Last December they wanted us to believe it was about the economy, stupid, and that keeping the recovery going required keeping them in government. So pervasive was this narrative, many commented that the election was a foregone conclusion.
Mentally scrolling back now, however, one is drawn to several key points in the 2016 election at which the outgoing Government’s narrative for re-election was undermined.
These were the moments when the hubris and auction politics at the heart of its campaign were exposed, and the electorate, still hurting after the trauma of the economic and social crisis, was provoked to turn on the Government.
These key moments of Election 2016 included the following:
On Saturday, January 16th, at about 8.40pm Micheál Martin told his ardfhéis and a live television audience: “This is an arrogant and out of touch Government. They want a coronation not an election. Well this is a republic, and we don’t do coronations. The Irish people will decide.”
In the RDS hall they cheered loudly, and in many homes across the land heads nodded and people thought: “You know, he has a point.”
Two days later on Monday, January 18th, at 9.30pm, RTÉ broadcast My Homeless Family, a special one-hour documentary of footage recorded by families forced to live in overcrowded hotel rooms. Many watched in horror as young mothers, at their wits end, tried to do homework, prepare some kind of supper and settle children to sleep in a single room, knowing they would have to continue to do so for weeks and months with no end in sight.
The statistics about homelessness were dramatised as individual stories. It offended our sense of decency.
How in a country supposedly enjoying a 7.5 per cent growth rate could this be allowed to happen?
On Friday, January 29th, at about 8.20am, Prof John MacHale of the Fiscal Advisory Council told Cathal MacCoille on Morning Ireland that while wanting to win an election was understandable, it could not be done at a fiscal cost which could hurt the economy long-term. He warned that there was a danger that future flexibility in the national finances was already being auctioned off for political purposes. His remarks were aimed as a shot across the bow of all parties, but were devastating for Fine Gael who was supposed to be running on a reputation for good economic management.
Damaging scenes
Wednesday, February 3rd, the day when the election was called, was pregnant with damaging scenes and sounds for the Government campaign.
At 9.30am the Taoiseach announced the election, and then rushed out of the Dáil, leaving even the acting Ceann Comhairle confused. There was then supposed to be a joint press conference with the Taoiseach and Tánaiste on the steps of Government Buildings but this became a peculiar scene, where Joan Burton waved Kenny off to the Áras while she was left to face the media.

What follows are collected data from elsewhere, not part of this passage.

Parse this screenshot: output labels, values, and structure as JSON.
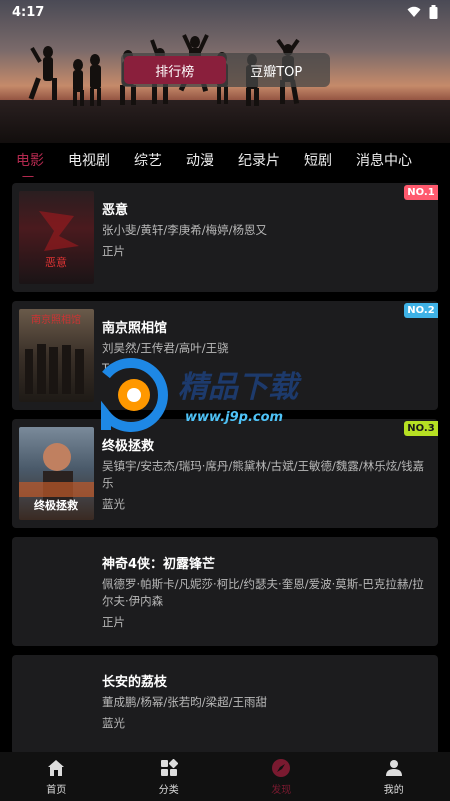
{
  "status": {
    "time": "4:17"
  },
  "header": {
    "toggle": [
      {
        "label": "排行榜",
        "active": true
      },
      {
        "label": "豆瓣TOP",
        "active": false
      }
    ]
  },
  "tabs": [
    "电影",
    "电视剧",
    "综艺",
    "动漫",
    "纪录片",
    "短剧",
    "消息中心"
  ],
  "items": [
    {
      "title": "恶意",
      "cast": "张小斐/黄轩/李庚希/梅婷/杨恩又",
      "type": "正片",
      "rank": "NO.1",
      "rank_color": "#ff5a6e"
    },
    {
      "title": "南京照相馆",
      "cast": "刘昊然/王传君/高叶/王骁",
      "type": "TC",
      "rank": "NO.2",
      "rank_color": "#3fb2e6"
    },
    {
      "title": "终极拯救",
      "cast": "吴镇宇/安志杰/瑞玛·席丹/熊黛林/古斌/王敏德/魏露/林乐炫/钱嘉乐",
      "type": "蓝光",
      "rank": "NO.3",
      "rank_color": "#b6e023"
    },
    {
      "title": "神奇4侠：初露锋芒",
      "cast": "佩德罗·帕斯卡/凡妮莎·柯比/约瑟夫·奎恩/爱波·莫斯-巴克拉赫/拉尔夫·伊内森",
      "type": "正片"
    },
    {
      "title": "长安的荔枝",
      "cast": "董成鹏/杨幂/张若昀/梁超/王雨甜",
      "type": "蓝光"
    }
  ],
  "posters": [
    {
      "text": "恶意"
    },
    {
      "text": "南京照相馆"
    },
    {
      "text": "终极拯救"
    }
  ],
  "watermark": {
    "brand": "精品下载",
    "url": "www.j9p.com"
  },
  "nav": [
    {
      "label": "首页",
      "icon": "home-icon"
    },
    {
      "label": "分类",
      "icon": "category-icon"
    },
    {
      "label": "发现",
      "icon": "compass-icon",
      "active": true
    },
    {
      "label": "我的",
      "icon": "user-icon"
    }
  ]
}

There were further chaotic campaign scenes at a Fine Gael press conference that afternoon when, at about 4.10pm, Kenny repeatedly dodged questions about his party's financial projections, saying he "wasn't going to get into economic jargon that people don't understand". He was partially rescued by Michael Noonan.
That evening Prime Time's political correspondent Katie Hannon reported on how Pearse Doherty was the only party finance spokesperson not to have overstated the fiscal space. Her story should have damaged all the other parties but its main impact was to leave Fine Gael's reputation for prudence in tatters. It had achieved the remarkable feat of making Sinn Féin look the most economically-literate party.
On the following day, Thursday, February 4th, at a mid-morning event, Kenny claimed he did not know he had been invited to participate in a leader's interview on Six One the previous evening. Faced with the implication that he was chickening out of media interviews, Kenny had to promise he would participate in all debates.
Strategists
At that point Kenny and his strategists lost control of the campaign which from then on was to be dominated by the leaders and their title-fight debates. All knew their man would come out badly from the encounters and the comparisons.
It is now clear, therefore, that Fine Gael’s campaign was fixed on a disastrous course within a week of the election being called. It would not or could not adjust course. Instead it compounded its difficulties over the last weekend.
On Sunday, February 21st, in the mid-afternoon at a large Fine Gael rally – and in front of a backdrop which still bore the “Keep the Recovery Going” mantra – Kenny screeched about the risk to the economy. When asked by the media whether he regretted complaints he had made the previous day about whingers in Castlebar, Kenny smirked and said no.
It was surreal, and the closing damaging scene to a disastrous campaign.